Management believes that there are no current claims outstanding, which could
have a material effect on the consolidated results of operations or
consolidated financial position of the Group and which have not been accrued
or disclosed in these consolidated financial statements. 
 
Pledge obligations 
 
Pledged property, plant and equipment 
 
As at 30 June 2014, the Group entered into a number of loan agreements and
revolving credit line agreements, which were secured by the Group's property,
plant and equipment. The carrying value of the property, plant and equipment
pledged at the reporting date amounts to 838,281 (31 December 2013: 556,986). 
 
Pledged rights to claim cash 
 
As at 30 June 2013, the Group entered into a number of loan agreements and
revolving credit line agreements, which were secured by the pledge of property
rights representing rights to claim cash under the customer agreements for
conducting seismic works. The pledged rights to claim cash at the reporting
date amounted to 3,560,414 (31 December 2013: 5,617,214). 
 
22.       Related party transactions 
 
The following table provides the total amount of transactions that have been
entered into with related parties during the six month periods ended 30 June
2014 and 30 June 2013, as well as balances with related parties as of 30 June
2014 and 31 December 2013: 
 
Revenue 
 
                           Associated company        
                           for the six months ended  
                           30 June2014               30 June 2013  
 Field seismic operations  31,789                    -             
 Operating lease services  135                       -             
 
 
Expenses 
 
                    Associated company        
                    for the six months ended  
                    30 June2014               30 June 2013  
 Services received  -                         3,704         
 
 
Outstanding balances 
 
                      Associated company  
                      30 June             31 December 2013  
                      2014                                  
 Accounts receivable  12,632              35,981            
 Advances issued      600                 600               
 Accounts payable     (410)               (27,096)          
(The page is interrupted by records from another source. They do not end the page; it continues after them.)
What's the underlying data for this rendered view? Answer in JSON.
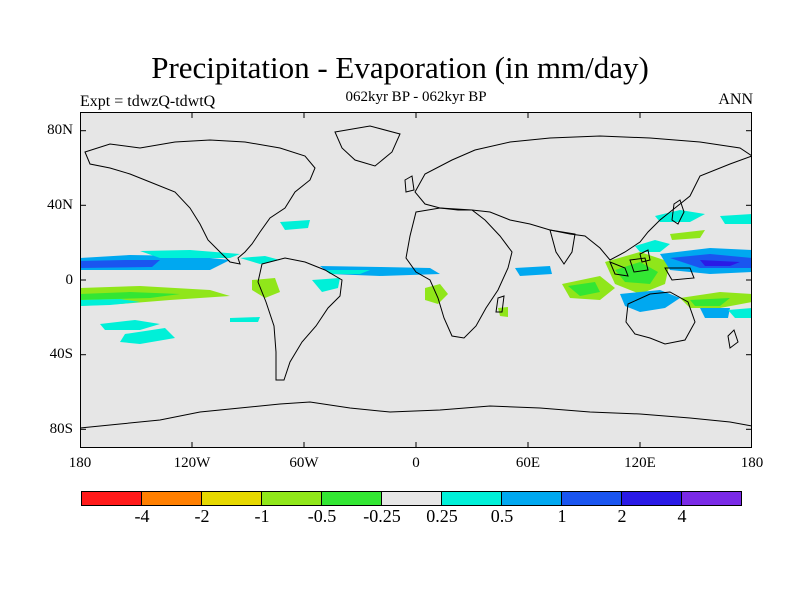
{
  "title": "Precipitation - Evaporation (in mm/day)",
  "subtitle": "062kyr BP - 062kyr BP",
  "left_label": "Expt = tdwzQ-tdwtQ",
  "right_label": "ANN",
  "y_ticks": [
    "80N",
    "40N",
    "0",
    "40S",
    "80S"
  ],
  "x_ticks": [
    "180",
    "120W",
    "60W",
    "0",
    "60E",
    "120E",
    "180"
  ],
  "colorbar": {
    "colors": [
      "#ff1a1a",
      "#ff7f00",
      "#e6d800",
      "#90e61a",
      "#33e633",
      "#e6e6e6",
      "#00f0d8",
      "#00a8f0",
      "#1a55f0",
      "#2a1ae6",
      "#7a2ae6"
    ],
    "labels": [
      "-4",
      "-2",
      "-1",
      "-0.5",
      "-0.25",
      "0.25",
      "0.5",
      "1",
      "2",
      "4"
    ]
  },
  "colors": {
    "land_ocean_background": "#e6e6e6",
    "coastline": "#000000"
  }
}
 Advances received    (1,611)             (1,611)           
 
 
All outstanding balances with related parties are to be settled in cash or
through services rendered in case of advances within six months after the
reporting date. None of the balances is secured. 
 
Pricing policy 
 
Related party transactions are based on market prices and are effected on an
arm's length basis in a manner similar to transactions with third parties. 
 
Key management personnel 
 
The Company enters into transactions with its directors and other key
management personnel in the normal course of business. Key management
personnel are those persons having authority and responsibility for planning,
directing and controlling the activities of the entity, directly or
indirectly, and include Chief Executive Officer, Executive Director, and
members of the Board of Directors, Chief Financial Officer and Vice-Presidents
of the Company. For the six month period ended 30 June 2014, the remuneration
paid to key management personnel amounted to 52,596 (six month period ended 30
June 2013: 55,508). 
 
23.       Events subsequent to the reporting date 
 
In September 2014 the Group and Rosbank concluded a letter of credit agreement
to finance the acquisition of new seismic equipment aimed to the provision of
innovative, high-density seismic acquisition technology for the next seismic
season. The letter of credit in the amount of EUR 11.5 million (556.4 million
Russian roubles) is available for a period of 60-months at floating interest
rate calculated as 6 months EURIBOR plus 1.3%.